How We Rewrite Fear for the Next Generation
The first time I noticed it, Marcia was a toddler.
Thunder rumbled, low and steady, and there was a flicker of uncertainty in her eyes—reading somewhere between curiosity and fear.
I crouched down next to her to reassure and said:
“That sound? That’s thunder. They’re bowling in heaven and someone just rolled a strike. And the flashes? That’s lightning. Think people taking pictures.”
Maybe, without even realizing it, I was tying the noise to something more tender—that their grandpa, the only grandparent they never met, was up there having fun too.
Her little shoulders softened, and the tension gave way to a little smile.
When Cindy was old enough, I told her the same story. And soon enough, both of them learned to love, not fear, thunderstorms.
Growing up in Iowa, I never had that luxury. Tornado season meant hiding in the basement, listening to sirens squeal through the air and wondering if the house would still be standing when we came back up. Even an ordinary thunderstorm felt like a warning shot. The sky turned pea soup green, the air went still, and my stomach clenched. Fear was a language I learned young.
And fear wasn’t just in the weather. It existed in my home.

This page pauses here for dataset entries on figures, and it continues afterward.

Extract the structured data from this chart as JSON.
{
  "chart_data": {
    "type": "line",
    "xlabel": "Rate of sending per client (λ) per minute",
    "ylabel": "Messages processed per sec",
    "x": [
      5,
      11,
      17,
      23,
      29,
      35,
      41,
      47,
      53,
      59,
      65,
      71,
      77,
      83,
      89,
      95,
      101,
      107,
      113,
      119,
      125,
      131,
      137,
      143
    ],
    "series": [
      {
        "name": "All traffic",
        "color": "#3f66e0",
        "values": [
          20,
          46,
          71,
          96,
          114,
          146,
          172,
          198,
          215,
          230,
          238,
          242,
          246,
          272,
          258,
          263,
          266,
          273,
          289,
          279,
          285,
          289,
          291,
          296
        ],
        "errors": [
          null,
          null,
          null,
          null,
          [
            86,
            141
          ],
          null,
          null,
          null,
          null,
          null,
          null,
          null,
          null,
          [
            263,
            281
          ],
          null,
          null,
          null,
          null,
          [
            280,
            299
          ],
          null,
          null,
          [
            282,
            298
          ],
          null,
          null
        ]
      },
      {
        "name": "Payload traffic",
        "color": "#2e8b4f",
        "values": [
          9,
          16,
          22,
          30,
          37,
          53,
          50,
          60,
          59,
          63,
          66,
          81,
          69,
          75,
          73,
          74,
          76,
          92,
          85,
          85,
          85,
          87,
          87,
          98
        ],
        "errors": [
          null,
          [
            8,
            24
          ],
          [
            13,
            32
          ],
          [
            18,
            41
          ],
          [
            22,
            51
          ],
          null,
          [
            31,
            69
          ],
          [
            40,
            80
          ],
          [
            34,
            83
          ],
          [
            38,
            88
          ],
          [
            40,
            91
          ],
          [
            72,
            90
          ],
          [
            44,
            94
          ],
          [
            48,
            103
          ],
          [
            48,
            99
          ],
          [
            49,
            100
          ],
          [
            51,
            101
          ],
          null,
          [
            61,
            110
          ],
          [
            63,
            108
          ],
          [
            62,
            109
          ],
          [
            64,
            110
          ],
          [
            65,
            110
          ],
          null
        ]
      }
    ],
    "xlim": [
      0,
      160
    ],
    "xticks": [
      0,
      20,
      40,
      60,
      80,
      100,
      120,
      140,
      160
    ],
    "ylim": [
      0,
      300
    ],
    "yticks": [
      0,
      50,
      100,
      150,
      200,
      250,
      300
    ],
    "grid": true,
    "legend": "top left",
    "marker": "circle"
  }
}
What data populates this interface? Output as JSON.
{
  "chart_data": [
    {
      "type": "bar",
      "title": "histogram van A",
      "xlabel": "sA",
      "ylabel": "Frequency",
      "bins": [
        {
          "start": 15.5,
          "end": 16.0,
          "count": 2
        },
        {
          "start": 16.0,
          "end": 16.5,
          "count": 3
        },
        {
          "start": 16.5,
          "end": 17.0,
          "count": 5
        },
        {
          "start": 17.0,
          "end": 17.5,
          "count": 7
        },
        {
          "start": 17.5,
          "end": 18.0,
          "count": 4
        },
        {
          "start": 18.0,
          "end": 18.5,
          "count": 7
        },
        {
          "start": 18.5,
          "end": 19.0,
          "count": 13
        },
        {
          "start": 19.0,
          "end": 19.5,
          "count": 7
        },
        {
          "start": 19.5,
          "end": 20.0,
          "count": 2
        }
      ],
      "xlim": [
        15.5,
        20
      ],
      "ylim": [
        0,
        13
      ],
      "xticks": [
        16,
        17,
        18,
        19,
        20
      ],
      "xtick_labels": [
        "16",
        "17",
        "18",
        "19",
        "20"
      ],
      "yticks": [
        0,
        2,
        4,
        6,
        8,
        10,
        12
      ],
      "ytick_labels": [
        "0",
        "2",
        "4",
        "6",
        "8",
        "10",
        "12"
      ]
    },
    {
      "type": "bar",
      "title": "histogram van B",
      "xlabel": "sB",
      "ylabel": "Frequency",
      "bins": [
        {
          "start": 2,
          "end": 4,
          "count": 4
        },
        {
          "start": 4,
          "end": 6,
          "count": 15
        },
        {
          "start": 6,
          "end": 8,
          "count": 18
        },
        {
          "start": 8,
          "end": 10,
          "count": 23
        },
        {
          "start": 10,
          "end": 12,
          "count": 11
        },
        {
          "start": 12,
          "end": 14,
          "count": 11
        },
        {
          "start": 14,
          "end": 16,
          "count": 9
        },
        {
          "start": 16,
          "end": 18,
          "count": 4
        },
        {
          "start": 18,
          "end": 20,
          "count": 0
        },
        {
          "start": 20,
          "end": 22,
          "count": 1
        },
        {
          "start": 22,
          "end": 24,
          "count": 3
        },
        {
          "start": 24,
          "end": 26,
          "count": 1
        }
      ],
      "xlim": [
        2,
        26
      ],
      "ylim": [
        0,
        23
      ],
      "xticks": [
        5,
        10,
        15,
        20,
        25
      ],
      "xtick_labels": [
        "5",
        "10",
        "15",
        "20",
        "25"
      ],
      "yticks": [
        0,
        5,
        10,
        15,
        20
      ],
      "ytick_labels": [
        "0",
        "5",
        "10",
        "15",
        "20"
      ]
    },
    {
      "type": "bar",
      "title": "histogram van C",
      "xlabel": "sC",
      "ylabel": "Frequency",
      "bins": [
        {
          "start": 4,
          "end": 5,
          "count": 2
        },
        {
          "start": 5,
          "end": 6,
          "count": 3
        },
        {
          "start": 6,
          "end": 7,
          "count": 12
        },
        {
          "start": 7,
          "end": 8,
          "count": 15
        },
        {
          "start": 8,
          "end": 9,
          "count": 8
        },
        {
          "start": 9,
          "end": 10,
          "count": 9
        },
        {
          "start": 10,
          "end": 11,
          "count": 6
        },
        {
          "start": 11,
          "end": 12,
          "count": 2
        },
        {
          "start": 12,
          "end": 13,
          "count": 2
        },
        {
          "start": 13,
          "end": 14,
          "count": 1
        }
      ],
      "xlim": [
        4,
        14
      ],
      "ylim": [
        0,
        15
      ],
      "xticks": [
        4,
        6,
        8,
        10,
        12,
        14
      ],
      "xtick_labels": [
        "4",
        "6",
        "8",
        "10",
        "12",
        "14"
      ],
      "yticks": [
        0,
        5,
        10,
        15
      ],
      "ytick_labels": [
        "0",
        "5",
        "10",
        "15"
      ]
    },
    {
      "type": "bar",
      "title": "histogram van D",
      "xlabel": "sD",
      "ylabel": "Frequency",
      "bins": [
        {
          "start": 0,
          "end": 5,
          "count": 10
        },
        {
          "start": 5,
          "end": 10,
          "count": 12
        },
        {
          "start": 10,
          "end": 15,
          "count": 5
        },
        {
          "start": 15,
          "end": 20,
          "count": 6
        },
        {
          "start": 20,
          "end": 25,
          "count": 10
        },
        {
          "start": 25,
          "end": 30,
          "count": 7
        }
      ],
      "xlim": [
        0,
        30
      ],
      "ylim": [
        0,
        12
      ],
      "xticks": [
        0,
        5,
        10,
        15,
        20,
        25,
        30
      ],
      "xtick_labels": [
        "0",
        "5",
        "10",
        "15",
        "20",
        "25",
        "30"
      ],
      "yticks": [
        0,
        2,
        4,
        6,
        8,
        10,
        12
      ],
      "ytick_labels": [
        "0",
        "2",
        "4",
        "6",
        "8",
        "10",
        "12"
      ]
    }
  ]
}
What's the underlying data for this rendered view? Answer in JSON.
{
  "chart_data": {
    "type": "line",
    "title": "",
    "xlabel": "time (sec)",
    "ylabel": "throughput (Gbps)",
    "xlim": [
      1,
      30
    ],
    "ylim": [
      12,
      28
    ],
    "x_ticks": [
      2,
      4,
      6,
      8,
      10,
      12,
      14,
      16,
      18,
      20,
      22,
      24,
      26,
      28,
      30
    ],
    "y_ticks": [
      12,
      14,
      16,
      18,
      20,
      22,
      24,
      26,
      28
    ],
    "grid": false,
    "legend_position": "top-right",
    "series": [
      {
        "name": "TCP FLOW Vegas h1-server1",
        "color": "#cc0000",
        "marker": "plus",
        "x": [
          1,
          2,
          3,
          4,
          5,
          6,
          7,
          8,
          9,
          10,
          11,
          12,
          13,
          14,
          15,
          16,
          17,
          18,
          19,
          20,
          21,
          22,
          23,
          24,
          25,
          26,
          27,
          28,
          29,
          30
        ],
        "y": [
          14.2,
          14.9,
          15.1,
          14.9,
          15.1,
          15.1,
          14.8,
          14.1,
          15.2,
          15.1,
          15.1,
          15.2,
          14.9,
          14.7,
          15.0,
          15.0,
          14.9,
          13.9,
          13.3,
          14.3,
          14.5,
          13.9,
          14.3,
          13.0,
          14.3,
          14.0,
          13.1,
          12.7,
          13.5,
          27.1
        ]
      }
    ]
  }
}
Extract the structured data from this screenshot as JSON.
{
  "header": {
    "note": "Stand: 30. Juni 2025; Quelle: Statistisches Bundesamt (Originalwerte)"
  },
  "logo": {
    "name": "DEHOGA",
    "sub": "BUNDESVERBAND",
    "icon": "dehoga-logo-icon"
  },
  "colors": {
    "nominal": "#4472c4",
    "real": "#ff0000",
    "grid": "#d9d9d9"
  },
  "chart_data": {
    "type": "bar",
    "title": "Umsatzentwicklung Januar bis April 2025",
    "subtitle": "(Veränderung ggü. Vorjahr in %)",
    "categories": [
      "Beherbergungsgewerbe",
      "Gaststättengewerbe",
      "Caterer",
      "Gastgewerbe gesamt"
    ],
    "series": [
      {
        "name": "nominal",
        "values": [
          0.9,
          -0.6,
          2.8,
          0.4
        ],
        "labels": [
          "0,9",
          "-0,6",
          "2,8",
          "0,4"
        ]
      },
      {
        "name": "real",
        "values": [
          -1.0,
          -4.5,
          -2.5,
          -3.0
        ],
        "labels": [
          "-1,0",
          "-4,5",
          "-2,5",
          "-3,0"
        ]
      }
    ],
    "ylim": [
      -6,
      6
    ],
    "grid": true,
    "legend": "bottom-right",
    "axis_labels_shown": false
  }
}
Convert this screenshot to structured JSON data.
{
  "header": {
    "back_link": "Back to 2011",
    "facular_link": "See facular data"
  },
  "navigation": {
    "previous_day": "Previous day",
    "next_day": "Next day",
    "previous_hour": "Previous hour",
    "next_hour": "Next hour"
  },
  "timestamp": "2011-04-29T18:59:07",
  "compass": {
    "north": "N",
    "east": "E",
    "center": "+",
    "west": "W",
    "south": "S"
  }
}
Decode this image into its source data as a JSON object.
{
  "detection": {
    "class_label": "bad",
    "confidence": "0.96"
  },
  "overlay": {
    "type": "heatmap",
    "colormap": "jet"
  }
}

One time, I visited my mom with my girls. We were in her small Midwestern city, grabbing lunch downtown. I had run to a store nearby, and by the time I got back, the kids were restless—hungry, wiggly, waiting for their food.
Just then, a siren wailed in the distance. Police, fire, ambulance, I couldn’t tell. But I clocked the sharp gasp of my mom’s breath, her eyes almost wild. She leaned in close to my daughters and, whispered intently:
“They’re coming… the police are coming. You better behave.”
That gasp—dramatic, exaggerated, meant to reign in my hungry, wiggly kids—still gets me even as an adult. I froze. That old, familiar chill of fear.
But this time, it wasn’t landing on me. It was aimed at my children.
I stopped, stunned, and said:
“What did you just say?”
She blinked, startled. My daughters looked at me, not her. And in that moment, the spell broke. That old trick—control through fear—stopped with me.
Looking back, I can also see that for my mom, fear of sirens may have been real. Rooted in growing up Indigenous, police weren’t always protectors. But the way she passed that fear along—tying the sound of authority to her granddaughters’ restlessness—was something I refused to carry forward. My girls weren’t going to learn fear in that way.
Instead, my girls got thunder as bowling. Lightning as paparazzi. Storms as play.
They didn’t inherit the basement panic or the green-sky terror. They inherited joy, laughter, imagination.
That’s the work of breaking cycles—not with grand gestures, but with tiny rewrites.
Storm by storm, story by story, choice by choice.
Now, when thunder cracks, my daughters don’t flinch.
They listen for the strike, waiting to see if someone in heaven is about to roll another perfect game. Maybe grandpa is playing too.
Why I’m Sharing This Here
Fear doesn’t only show up in storms and sirens. It shows up in sex, intimacy, and relationships too.
So many of us inherit stories of fear, shame, and control—about our bodies, about pleasure, about desire. Sometimes those stories are whispered into us as children. Sometimes they come from partners, culture, or silence itself.
And yes, reframing works. Not just in a feel-good, “cute story” kind of way—research backs it up. Playful reframing, whether through humor or deliberate cognitive reappraisal, has been shown to reduce cortisol and anxiety in children¹ and to decrease activity in the brain’s fear center, the amygdala.²
So just like I rewrote thunderstorms for my daughters, you can rewrite those internal scripts too. Fear doesn’t have to be your language. It can be play, imagination, and joy.
And that is where intimacy begins—not with control, but with the courage to tell a new story.
xxoo
Lanae
p.s., If this resonated, I’d love to hear: what’s a fear you’ve turned into play, or a script you’ve rewritten for yourself or your family?
Footnote
¹ Saliba, F., et al. (2024). Humor intervention with clowns reduces cortisol levels, pain, and anxiety in children undergoing venipuncture. Pediatric Research. PubMed
² Buhle, J. T., et al. (2014). Cognitive reappraisal of emotion: A meta-analysis of human neuroimaging studies. Cerebral Cortex, 24(11), 2981–2990.